Having survived the earthquake, the tower went on to survive the bombing of Grimsby town and docks. During the second world war it survived bombing because of it's usefulness as a sighting post for traffic, this time not maritime but aerial traffic, the Luftwaffe using it as a reference point to fly due west to Liverpool, and so evaided bombing the tower itself. In 1948 a plaque was unveiled by Admiral Holt, dedicated to the crews of the mine sweepers which operated from the port during WWII. Eventually in 19?? the immense water tanks were removed from the top of the tower.
Now the building is once again an attraction, though it's current owners, Associated British Ports, are somewhat reluctant to allow access to the building for safety reasons - the cost of adiquate supervision would be prohibitive. Open days are now organised a couple of days a year by the Grimsby Rotary Club1 and visitors can once again go up the tower - now only to the first level - but after climbing two hundred feet up the single spiral staircase, the first level is enough for most! The view is still marvellous, with Grimsby town spread out beneath and the Lincolnshire Wolds to the south, the Humber Bridge off to the west and Spurn Point and the North Sea off to the North east. For those who wish to emulate the brave divers of ears gone by, visitors are even invited to jump off the Tower - although now attached to an abseil rope.

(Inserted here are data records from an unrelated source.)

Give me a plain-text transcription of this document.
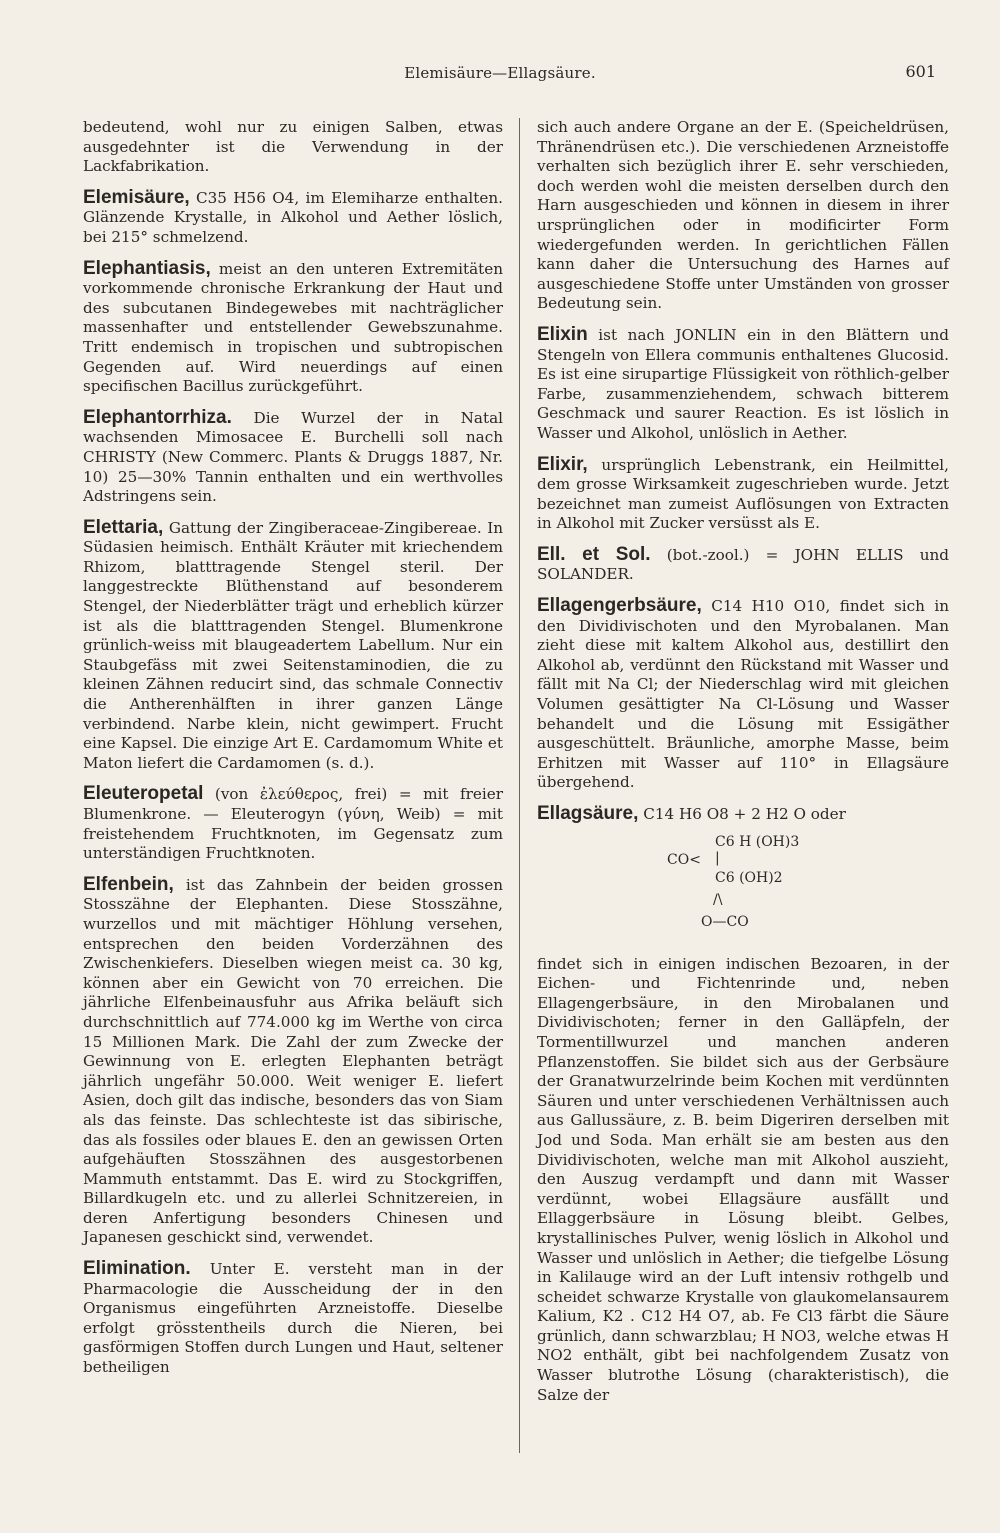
Elemisäure—Ellagsäure.	601

bedeutend, wohl nur zu einigen Salben, etwas ausgedehnter ist die Verwendung in der Lackfabrikation.

Elemisäure, C35 H56 O4, im Elemiharze enthalten. Glänzende Krystalle, in Alkohol und Aether löslich, bei 215° schmelzend.

Elephantiasis, meist an den unteren Extremitäten vorkommende chronische Erkrankung der Haut und des subcutanen Bindegewebes mit nachträglicher massenhafter und entstellender Gewebszunahme. Tritt endemisch in tropischen und subtropischen Gegenden auf. Wird neuerdings auf einen specifischen Bacillus zurückgeführt.

Elephantorrhiza. Die Wurzel der in Natal wachsenden Mimosacee E. Burchelli soll nach CHRISTY (New Commerc. Plants & Druggs 1887, Nr. 10) 25—30% Tannin enthalten und ein werthvolles Adstringens sein.

Elettaria, Gattung der Zingiberaceae-Zingibereae. In Südasien heimisch. Enthält Kräuter mit kriechendem Rhizom, blatttragende Stengel steril. Der langgestreckte Blüthenstand auf besonderem Stengel, der Niederblätter trägt und erheblich kürzer ist als die blatttragenden Stengel. Blumenkrone grünlich-weiss mit blaugeadertem Labellum. Nur ein Staubgefäss mit zwei Seitenstaminodien, die zu kleinen Zähnen reducirt sind, das schmale Connectiv die Antherenhälften in ihrer ganzen Länge verbindend. Narbe klein, nicht gewimpert. Frucht eine Kapsel. Die einzige Art E. Cardamomum White et Maton liefert die Cardamomen (s. d.).

Eleuteropetal (von ἐλεύθερος, frei) = mit freier Blumenkrone. — Eleuterogyn (γύνη, Weib) = mit freistehendem Fruchtknoten, im Gegensatz zum unterständigen Fruchtknoten.

Elfenbein, ist das Zahnbein der beiden grossen Stosszähne der Elephanten. Diese Stosszähne, wurzellos und mit mächtiger Höhlung versehen, entsprechen den beiden Vorderzähnen des Zwischenkiefers. Dieselben wiegen meist ca. 30 kg, können aber ein Gewicht von 70 erreichen. Die jährliche Elfenbeinausfuhr aus Afrika beläuft sich durchschnittlich auf 774.000 kg im Werthe von circa 15 Millionen Mark. Die Zahl der zum Zwecke der Gewinnung von E. erlegten Elephanten beträgt jährlich ungefähr 50.000. Weit weniger E. liefert Asien, doch gilt das indische, besonders das von Siam als das feinste. Das schlechteste ist das sibirische, das als fossiles oder blaues E. den an gewissen Orten aufgehäuften Stosszähnen des ausgestorbenen Mammuth entstammt. Das E. wird zu Stockgriffen, Billardkugeln etc. und zu allerlei Schnitzereien, in deren Anfertigung besonders Chinesen und Japanesen geschickt sind, verwendet.

Elimination. Unter E. versteht man in der Pharmacologie die Ausscheidung der in den Organismus eingeführten Arzneistoffe. Dieselbe erfolgt grösstentheils durch die Nieren, bei gasförmigen Stoffen durch Lungen und Haut, seltener betheiligen

sich auch andere Organe an der E. (Speicheldrüsen, Thränendrüsen etc.). Die verschiedenen Arzneistoffe verhalten sich bezüglich ihrer E. sehr verschieden, doch werden wohl die meisten derselben durch den Harn ausgeschieden und können in diesem in ihrer ursprünglichen oder in modificirter Form wiedergefunden werden. In gerichtlichen Fällen kann daher die Untersuchung des Harnes auf ausgeschiedene Stoffe unter Umständen von grosser Bedeutung sein.

Elixin ist nach JONLIN ein in den Blättern und Stengeln von Ellera communis enthaltenes Glucosid. Es ist eine sirupartige Flüssigkeit von röthlich-gelber Farbe, zusammenziehendem, schwach bitterem Geschmack und saurer Reaction. Es ist löslich in Wasser und Alkohol, unlöslich in Aether.

Elixir, ursprünglich Lebenstrank, ein Heilmittel, dem grosse Wirksamkeit zugeschrieben wurde. Jetzt bezeichnet man zumeist Auflösungen von Extracten in Alkohol mit Zucker versüsst als E.

Ell. et Sol. (bot.-zool.) = JOHN ELLIS und SOLANDER.

Ellagengerbsäure, C14 H10 O10, findet sich in den Dividivischoten und den Myrobalanen. Man zieht diese mit kaltem Alkohol aus, destillirt den Alkohol ab, verdünnt den Rückstand mit Wasser und fällt mit Na Cl; der Niederschlag wird mit gleichen Volumen gesättigter Na Cl-Lösung und Wasser behandelt und die Lösung mit Essigäther ausgeschüttelt. Bräunliche, amorphe Masse, beim Erhitzen mit Wasser auf 110° in Ellagsäure übergehend.

Ellagsäure, C14 H6 O8 + 2 H2 O oder

C6 H (OH)3
CO< |
C6 (OH)2
/\
O—CO

findet sich in einigen indischen Bezoaren, in der Eichen- und Fichtenrinde und, neben Ellagengerbsäure, in den Mirobalanen und Dividivischoten; ferner in den Galläpfeln, der Tormentillwurzel und manchen anderen Pflanzenstoffen. Sie bildet sich aus der Gerbsäure der Granatwurzelrinde beim Kochen mit verdünnten Säuren und unter verschiedenen Verhältnissen auch aus Gallussäure, z. B. beim Digeriren derselben mit Jod und Soda. Man erhält sie am besten aus den Dividivischoten, welche man mit Alkohol auszieht, den Auszug verdampft und dann mit Wasser verdünnt, wobei Ellagsäure ausfällt und Ellaggerbsäure in Lösung bleibt. Gelbes, krystallinisches Pulver, wenig löslich in Alkohol und Wasser und unlöslich in Aether; die tiefgelbe Lösung in Kalilauge wird an der Luft intensiv rothgelb und scheidet schwarze Krystalle von glaukomelansaurem Kalium, K2 . C12 H4 O7, ab. Fe Cl3 färbt die Säure grünlich, dann schwarzblau; H NO3, welche etwas H NO2 enthält, gibt bei nachfolgendem Zusatz von Wasser blutrothe Lösung (charakteristisch), die Salze der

Over the last twenty years the building has been recognised as one of cultural importance and part of our industrial heritage. Various preservation orders have been placed upon it at both a local and national level, it now being a grade one listed building. A the town as, finally, seen fit to illuminate the building at night. Marvellous.
The tower can be found on the quayside, accessed from the end of Eastside Road, Westside Road or North Quay. 500 yards from New Clee or Grimsby Docks Railway Stations. OS ref TA 278 113.Or if approaching by sea 53:34:59 North, 0:04:15 West!